Thursday, March 22, 2007

Righter's Handbook

So my Comp. Professor totally gets into those random textbook examples...and we'll just wind up discussing the most off the wall stuff. But anyhoo.

Unwanted music is privacy's constant enemy. There is hardly an American restaurant, store, railroad station or bus terminal that doesn't gurgle with melody from morning to night, nor is it possible any longer to flee by boarding the train or bus itself, or even by taking a walk in the park. Transistor radios have changed all that. Men, women and children carry them everywhere, hugging them with the desperate attachment that a baby has for its blanket, fearful that they might have to generate an idea of their own or contemplate a blade of grass. Thoughtless themselves, they have no though for the sufferers withing earshot of their portentous news broadcasts and raucous jazz. It's hardly surprising that RCA announced a plan that would pipe canned music and pharmaceutical commercials to 25,000 doctors' offices in eighteen big cities-one place where a decent quietude might be expected. This raises a whole new criterion for choosing a family physician.

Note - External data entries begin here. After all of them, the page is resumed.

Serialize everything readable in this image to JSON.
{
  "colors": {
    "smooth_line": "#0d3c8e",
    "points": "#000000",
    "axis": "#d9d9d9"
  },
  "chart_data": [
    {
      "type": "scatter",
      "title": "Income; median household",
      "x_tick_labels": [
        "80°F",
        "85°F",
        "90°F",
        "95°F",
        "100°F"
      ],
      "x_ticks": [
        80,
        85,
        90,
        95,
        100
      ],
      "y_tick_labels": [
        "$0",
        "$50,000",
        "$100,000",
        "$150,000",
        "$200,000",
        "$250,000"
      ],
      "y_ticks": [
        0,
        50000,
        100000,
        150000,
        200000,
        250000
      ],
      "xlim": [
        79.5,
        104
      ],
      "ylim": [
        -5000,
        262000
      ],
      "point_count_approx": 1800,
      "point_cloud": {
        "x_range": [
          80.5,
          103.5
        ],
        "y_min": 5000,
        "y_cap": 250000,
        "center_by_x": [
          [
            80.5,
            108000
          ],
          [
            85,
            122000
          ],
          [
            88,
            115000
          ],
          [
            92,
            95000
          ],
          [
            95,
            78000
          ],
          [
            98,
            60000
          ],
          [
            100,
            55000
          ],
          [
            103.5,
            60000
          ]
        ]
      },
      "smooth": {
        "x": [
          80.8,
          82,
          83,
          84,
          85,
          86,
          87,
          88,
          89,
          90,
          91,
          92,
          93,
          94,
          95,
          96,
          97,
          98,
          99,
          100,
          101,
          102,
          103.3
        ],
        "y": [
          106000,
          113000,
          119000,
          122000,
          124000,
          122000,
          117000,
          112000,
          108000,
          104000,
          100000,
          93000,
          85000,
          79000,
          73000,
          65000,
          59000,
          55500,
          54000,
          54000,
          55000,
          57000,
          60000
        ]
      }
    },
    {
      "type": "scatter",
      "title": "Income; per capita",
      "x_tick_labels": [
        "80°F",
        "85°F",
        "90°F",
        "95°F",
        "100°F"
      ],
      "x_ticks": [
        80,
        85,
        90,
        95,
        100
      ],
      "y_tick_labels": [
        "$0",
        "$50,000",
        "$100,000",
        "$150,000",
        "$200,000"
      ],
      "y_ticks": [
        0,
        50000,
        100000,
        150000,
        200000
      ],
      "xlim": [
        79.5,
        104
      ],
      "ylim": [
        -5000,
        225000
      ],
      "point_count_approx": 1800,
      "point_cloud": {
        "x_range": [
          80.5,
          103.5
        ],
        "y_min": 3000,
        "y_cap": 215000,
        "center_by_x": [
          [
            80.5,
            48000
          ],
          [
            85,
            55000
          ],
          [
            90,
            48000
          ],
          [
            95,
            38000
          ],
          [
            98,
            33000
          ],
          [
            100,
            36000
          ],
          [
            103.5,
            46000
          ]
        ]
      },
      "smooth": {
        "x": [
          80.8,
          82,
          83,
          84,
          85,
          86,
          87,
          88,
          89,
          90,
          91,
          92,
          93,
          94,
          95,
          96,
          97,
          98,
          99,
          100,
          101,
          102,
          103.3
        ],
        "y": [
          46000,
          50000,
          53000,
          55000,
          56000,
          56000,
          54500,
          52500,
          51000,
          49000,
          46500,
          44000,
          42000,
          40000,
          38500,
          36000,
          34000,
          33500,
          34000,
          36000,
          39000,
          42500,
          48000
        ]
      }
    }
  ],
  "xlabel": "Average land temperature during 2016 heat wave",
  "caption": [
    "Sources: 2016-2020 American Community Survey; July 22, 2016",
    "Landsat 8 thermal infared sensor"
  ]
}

Better to have a second-rate healer content with the sounds of his stethoscope, than an eminent specialist poking to the rhythms of Gershwin.

-William Zinsser, The Haircurl Papers

4 comments:

Nemo said...

This must be really old. Does RCA even exist anymore?

You know what's really annoying? People that listen to music on their cell phones. And for that matter, people that have entire songs as their ringers.

Fajita said...

and especially the ringer that a tuki voice and says: I have a friend, nananannanana, i got a phone call, i have friend, u don't have one...

It makes me cry:(

the sabra said...

wish i had that one

Fajita said...

the book, the singing doctor, the ringtone or a friend?